Edward Wilmot Blyden

Edward Wilmot Blyden, pictured c. 1851-1860, daguerreotype of a young Edward Wilmot Blyden by Rufus Anson. Library of Congress.

Edward Wilmot Blyden (August 3, 1832 – February 7, 1912) was a West Indian-born writer and politician who described both his parents as being of complete Igbo ancestry.

As the father of pan-Africanism, he was an educator, writer, diplomat, and politician after settling in Liberia and afterwards Sierra Leone. Born in the Virgin Islands in the West Indies, he joined the free black immigrants from the United States who migrated to the region. He taught for five years in the British West African colony of Sierra Leone in the early 20th century. His writings on pan-Africanism were influential in both colonies.

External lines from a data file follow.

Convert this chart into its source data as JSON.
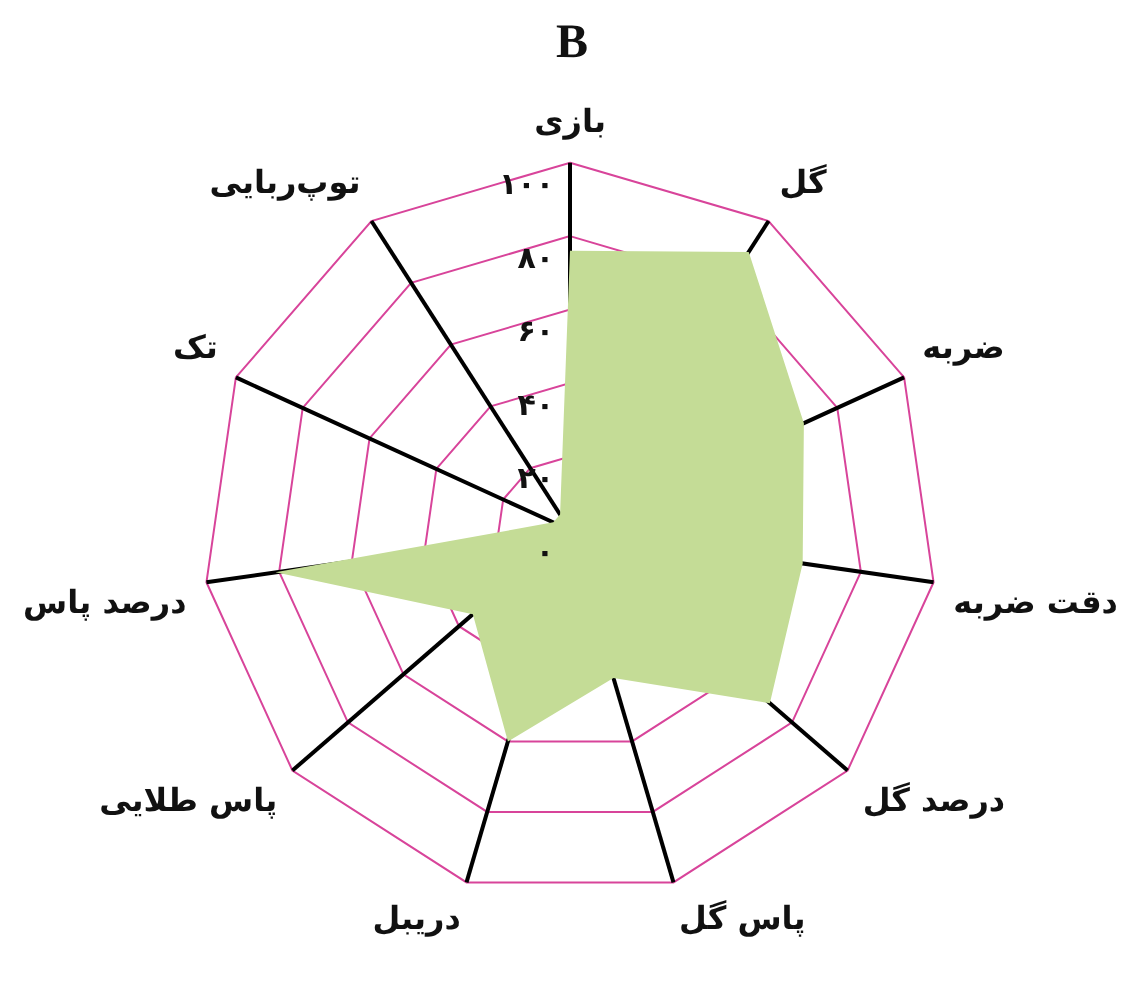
{
  "chart_data": {
    "type": "radar",
    "title": "B",
    "categories": [
      "بازی",
      "گل",
      "ضربه",
      "دقت ضربه",
      "درصد گل",
      "پاس گل",
      "دریبل",
      "پاس طلایی",
      "درصد پاس",
      "تک",
      "توپ‌ربایی"
    ],
    "series": [
      {
        "color": "#c4dc96",
        "values": [
          76,
          90,
          70,
          64,
          72,
          42,
          60,
          35,
          81,
          5,
          5
        ]
      }
    ],
    "ylim": [
      0,
      100
    ],
    "yticks": [
      {
        "value": 0,
        "label": "۰"
      },
      {
        "value": 20,
        "label": "۲۰"
      },
      {
        "value": 40,
        "label": "۴۰"
      },
      {
        "value": 60,
        "label": "۶۰"
      },
      {
        "value": 80,
        "label": "۸۰"
      },
      {
        "value": 100,
        "label": "۱۰۰"
      }
    ],
    "grid": true,
    "legend": false,
    "marker": "none"
  }
}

In Liberia, Edward Wilmot Blyden was an advocate for indigenous African people and their culture and was largely opposed to the encroachment and domination of Western culture through the small ruling Americo-Liberian population made up of former slaves and descendants of ex-slaves from the Caribbean and United States resettled on the coastal areas of Liberia.

The Americo-Liberians largely saw Western civilisation as superior to the indigenous African cultures; Blyden sought to integrate the two populations in Liberia leading him to campaign for the independent state to be taken under Britain as a protectorate in the belief that the British would not interfere in the indigenous societies of the hinterlands as he believed the Americo-Liberains would. Ultimately, the plan to put Liberia under British governance gave way leading to his expulsion to Sierra Leone where he spent his last days.

It was through these actions and the essays he made on African identity that he became known as the 'father of pan-Africanism', in his case he was an African culturalist, decades after his life, his ideas, however, were realised in the form of African ethnic nationalism.

See: Judson M. Lyon (1980). "Edward Blyden: Liberian Independence and African Nationalism, 1903-1909."